だから、異常・・という言葉には引っかかる。
よって、うちのクリニックでは帝王切開でも、立会いを行っている。もちろん、経膣分娩のようにずっとそばに、と言うわけにはいかないけれども、いっしょに生まれるその場面に居合わせることは、大切なことだと思うからだ。
人が生まれてくることは、医療なしでは考えられない今の時代。
きっと、原始時代は、洞穴のようなところで、動物的な出産をしていただろう。(想像・・)だから、母も子も命を落とすことも大いにあったであろう。江戸時代、いや、昭和の初期まで命を落としてしまうことは茶飯事であった。今は、医療で救える命は、救える時代になった。大きな進歩を成し遂げている。
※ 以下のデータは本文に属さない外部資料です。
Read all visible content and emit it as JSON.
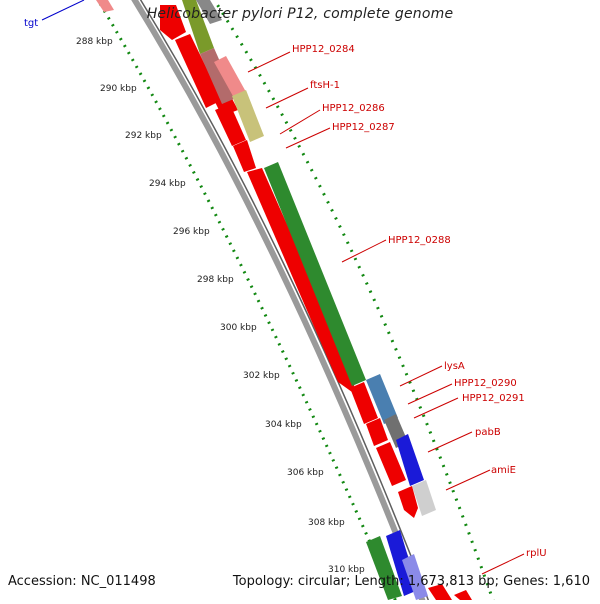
{
  "title": "Helicobacter pylori P12, complete genome",
  "footer": {
    "accession": "Accession: NC_011498",
    "summary": "Topology: circular; Length: 1,673,813 bp; Genes: 1,610"
  },
  "colors": {
    "tick": "#118811",
    "label_red": "#cc0000",
    "label_blue": "#0000cc"
  },
  "ticks": [
    {
      "label": "288 kbp"
    },
    {
      "label": "290 kbp"
    },
    {
      "label": "292 kbp"
    },
    {
      "label": "294 kbp"
    },
    {
      "label": "296 kbp"
    },
    {
      "label": "298 kbp"
    },
    {
      "label": "300 kbp"
    },
    {
      "label": "302 kbp"
    },
    {
      "label": "304 kbp"
    },
    {
      "label": "306 kbp"
    },
    {
      "label": "308 kbp"
    },
    {
      "label": "310 kbp"
    }
  ],
  "genes": [
    {
      "name": "tgt",
      "color": "#0000cc"
    },
    {
      "name": "HPP12_0284",
      "color": "#cc0000"
    },
    {
      "name": "ftsH-1",
      "color": "#cc0000"
    },
    {
      "name": "HPP12_0286",
      "color": "#cc0000"
    },
    {
      "name": "HPP12_0287",
      "color": "#cc0000"
    },
    {
      "name": "HPP12_0288",
      "color": "#cc0000"
    },
    {
      "name": "lysA",
      "color": "#cc0000"
    },
    {
      "name": "HPP12_0290",
      "color": "#cc0000"
    },
    {
      "name": "HPP12_0291",
      "color": "#cc0000"
    },
    {
      "name": "pabB",
      "color": "#cc0000"
    },
    {
      "name": "amiE",
      "color": "#cc0000"
    },
    {
      "name": "rplU",
      "color": "#cc0000"
    }
  ]
}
でも、そんな江戸時代も、原始時代も、そして、今も、家族が増え、子孫が増えるという意味には、全く変わりないのだ。
今の医療の進歩を信頼し、活用し、でも、家族が増えるという原点を忘れないように、大切にしなくてはいけないと思う。

追記・・だから、そんな大切な出産お場面に立ち会うスタッフ、入院中に接するスタッフは、自分の家族を大切にし、親子を大切にし、夫や彼を大切にしている。そんな、スタッフばかりであることに感謝しているし、すごく、自慢だな~と思う毎日だ。